Following a series of Islamist-led attacks on military and police in Sinai and Coptic targets in Cairo and Alexandria Al-Sisi launched Comprehensive Operation Sinai 2018 to combat terrorists nationwide.

Moussa Mostafa Moussa

Moussa Mostafa Moussa was born on 13 July 1952 to a well-to-do family. His father was an active leader in the Wafd Party.

Moussa began his studies in Egypt but, acting on his father’s advice, completed his education in France.

He has a bachelor degree in architecture from France and a masters from École Nationale Supérieure D’architecture de Versailles, Paris.

Moussa has long been interested in politics. A member of the youth wing of the New Wafd Party, he later joined the party proper.

In 2005 he joined the Ghad Party as vice chairman. When party head Ayman Nour was sentenced to five years in prison the Ghad split into two factions, one led by Moussa and the other by Gamila Ismail, Ayman Nour’s former wife.

Both used the party’s name and symbols, provoking a legal dispute that was resolved in May 2011 in favour of the Moussa faction.

Moussa unsuccessfully ran for parliament in the 2010 election, standing in Giza.

He was a strong supporter of President Abdel-Fattah Al-Sisi and in 2014 launched a campaign appealing for Al-Sisi to nominate himself as a presidential candidate.

In 2017 he set up a campaign to support Abdel-Fattah Al-Sisi in the 2018 presidential poll. Until 20 January 2018, when he announced his intention to run for office himself, he was engaged in collecting endorsements for Al-Sisi.

Moussa’s decision to stand came after four presidential hopefuls — lawyer Khaled Ali, former MP Mohamed Anwar Al-Sadat, former prime minister Ahmed Shafik and Zamalek Club head Mortada Mansour — withdrew from the race.

Two other possible candidates — former military chief of staff Sami Anan and Colonel Ahmed Konsowa — were arrested after announcing their intention to stand.
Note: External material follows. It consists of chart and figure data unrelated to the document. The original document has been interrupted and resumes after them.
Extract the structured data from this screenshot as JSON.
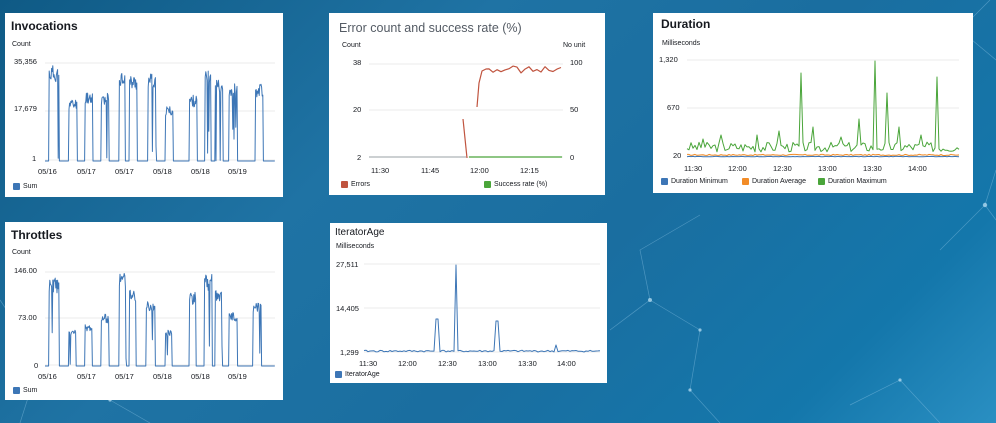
{
  "colors": {
    "blue": "#3d76b6",
    "red": "#c0543f",
    "green": "#4aa53a",
    "orange": "#f28c28",
    "grid": "#e4e4e4"
  },
  "invocations": {
    "title": "Invocations",
    "unit": "Count",
    "yticks": [
      "35,356",
      "17,679",
      "1"
    ],
    "xticks": [
      "05/16",
      "05/17",
      "05/17",
      "05/18",
      "05/18",
      "05/19"
    ],
    "legend": "Sum"
  },
  "errors": {
    "title": "Error count and success rate (%)",
    "unit_left": "Count",
    "unit_right": "No unit",
    "yticks_left": [
      "38",
      "20",
      "2"
    ],
    "yticks_right": [
      "100",
      "50",
      "0"
    ],
    "xticks": [
      "11:30",
      "11:45",
      "12:00",
      "12:15"
    ],
    "legend": [
      "Errors",
      "Success rate (%)"
    ]
  },
  "duration": {
    "title": "Duration",
    "unit": "Milliseconds",
    "yticks": [
      "1,320",
      "670",
      "20"
    ],
    "xticks": [
      "11:30",
      "12:00",
      "12:30",
      "13:00",
      "13:30",
      "14:00"
    ],
    "legend": [
      "Duration Minimum",
      "Duration Average",
      "Duration Maximum"
    ]
  },
  "throttles": {
    "title": "Throttles",
    "unit": "Count",
    "yticks": [
      "146.00",
      "73.00",
      "0"
    ],
    "xticks": [
      "05/16",
      "05/17",
      "05/17",
      "05/18",
      "05/18",
      "05/19"
    ],
    "legend": "Sum"
  },
  "iterator": {
    "title": "IteratorAge",
    "unit": "Milliseconds",
    "yticks": [
      "27,511",
      "14,405",
      "1,299"
    ],
    "xticks": [
      "11:30",
      "12:00",
      "12:30",
      "13:00",
      "13:30",
      "14:00"
    ],
    "legend": "IteratorAge"
  }
}
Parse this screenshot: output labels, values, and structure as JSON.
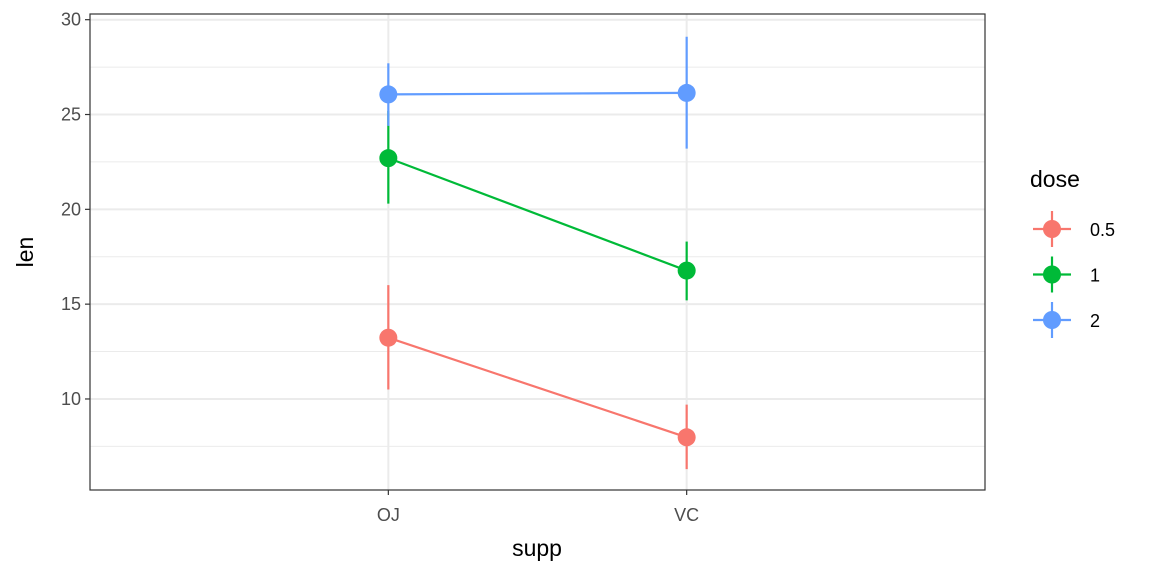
{
  "chart_data": {
    "type": "line",
    "xlabel": "supp",
    "ylabel": "len",
    "categories": [
      "OJ",
      "VC"
    ],
    "ylim": [
      5.2,
      30.3
    ],
    "y_ticks": [
      10,
      15,
      20,
      25,
      30
    ],
    "grid": true,
    "legend": {
      "title": "dose",
      "position": "right"
    },
    "series": [
      {
        "name": "0.5",
        "color": "#F8766D",
        "values": [
          13.23,
          7.98
        ],
        "lower": [
          10.5,
          6.3
        ],
        "upper": [
          16.0,
          9.7
        ]
      },
      {
        "name": "1",
        "color": "#00BA38",
        "values": [
          22.7,
          16.77
        ],
        "lower": [
          20.3,
          15.2
        ],
        "upper": [
          25.2,
          18.3
        ]
      },
      {
        "name": "2",
        "color": "#619CFF",
        "values": [
          26.06,
          26.14
        ],
        "lower": [
          24.4,
          23.2
        ],
        "upper": [
          27.7,
          29.1
        ]
      }
    ]
  }
}
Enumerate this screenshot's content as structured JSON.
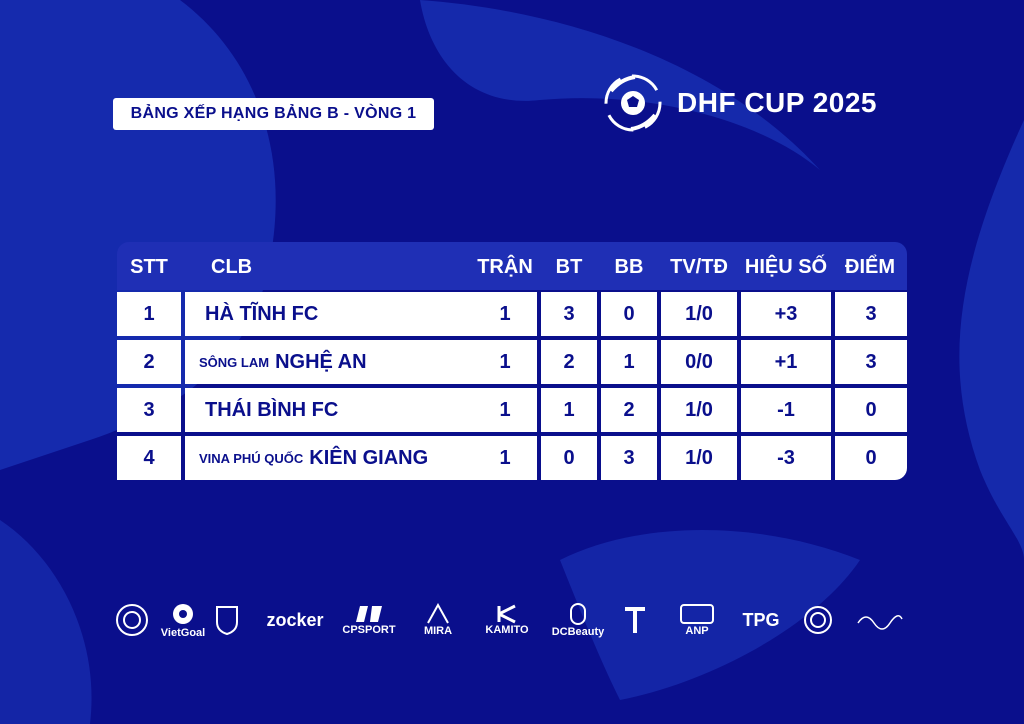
{
  "title": "BẢNG XẾP HẠNG BẢNG B - VÒNG 1",
  "brand": {
    "name": "DHF CUP 2025",
    "logo_icon": "soccer-ball-swirl-icon"
  },
  "colors": {
    "background": "#0a0f8c",
    "header": "#1f2fb5",
    "row": "#ffffff",
    "text": "#0a0f8c"
  },
  "table": {
    "columns": [
      "STT",
      "CLB",
      "TRẬN",
      "BT",
      "BB",
      "TV/TĐ",
      "HIỆU SỐ",
      "ĐIỂM"
    ],
    "rows": [
      {
        "stt": "1",
        "club_prefix": "",
        "club": "HÀ TĨNH FC",
        "tran": "1",
        "bt": "3",
        "bb": "0",
        "tvtd": "1/0",
        "hieu_so": "+3",
        "diem": "3"
      },
      {
        "stt": "2",
        "club_prefix": "SÔNG LAM",
        "club": "NGHỆ AN",
        "tran": "1",
        "bt": "2",
        "bb": "1",
        "tvtd": "0/0",
        "hieu_so": "+1",
        "diem": "3"
      },
      {
        "stt": "3",
        "club_prefix": "",
        "club": "THÁI BÌNH FC",
        "tran": "1",
        "bt": "1",
        "bb": "2",
        "tvtd": "1/0",
        "hieu_so": "-1",
        "diem": "0"
      },
      {
        "stt": "4",
        "club_prefix": "VINA PHÚ QUỐC",
        "club": "KIÊN GIANG",
        "tran": "1",
        "bt": "0",
        "bb": "3",
        "tvtd": "1/0",
        "hieu_so": "-3",
        "diem": "0"
      }
    ]
  },
  "sponsors": [
    {
      "name": "",
      "icon": "round-seal-logo-icon"
    },
    {
      "name": "VietGoal",
      "icon": "vietgoal-logo-icon"
    },
    {
      "name": "",
      "icon": "shield-crest-logo-icon"
    },
    {
      "name": "zocker",
      "icon": "zocker-wordmark-icon"
    },
    {
      "name": "CPSPORT",
      "icon": "cpsport-logo-icon"
    },
    {
      "name": "MIRA",
      "icon": "mira-logo-icon"
    },
    {
      "name": "KAMITO",
      "icon": "kamito-logo-icon"
    },
    {
      "name": "DCBeauty",
      "icon": "dcbeauty-logo-icon"
    },
    {
      "name": "",
      "icon": "td-logo-icon"
    },
    {
      "name": "ANP",
      "icon": "anp-logo-icon"
    },
    {
      "name": "TPG",
      "icon": "tpg-logo-icon"
    },
    {
      "name": "",
      "icon": "dq-round-logo-icon"
    },
    {
      "name": "",
      "icon": "handwritten-brand-logo-icon"
    }
  ]
}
Moussa collected the endorsements of 20 elected parliament members. (Under Article 142 of the constitution presidential candidates must secure the recommendation of at least 20 elected MPs or 25,000 eligible voters drawn from a minimum of 15 governorates, with at least 1,000 recommendations per governorate.)

Moussa submitted his candidate papers 15 minutes before the deadline closed.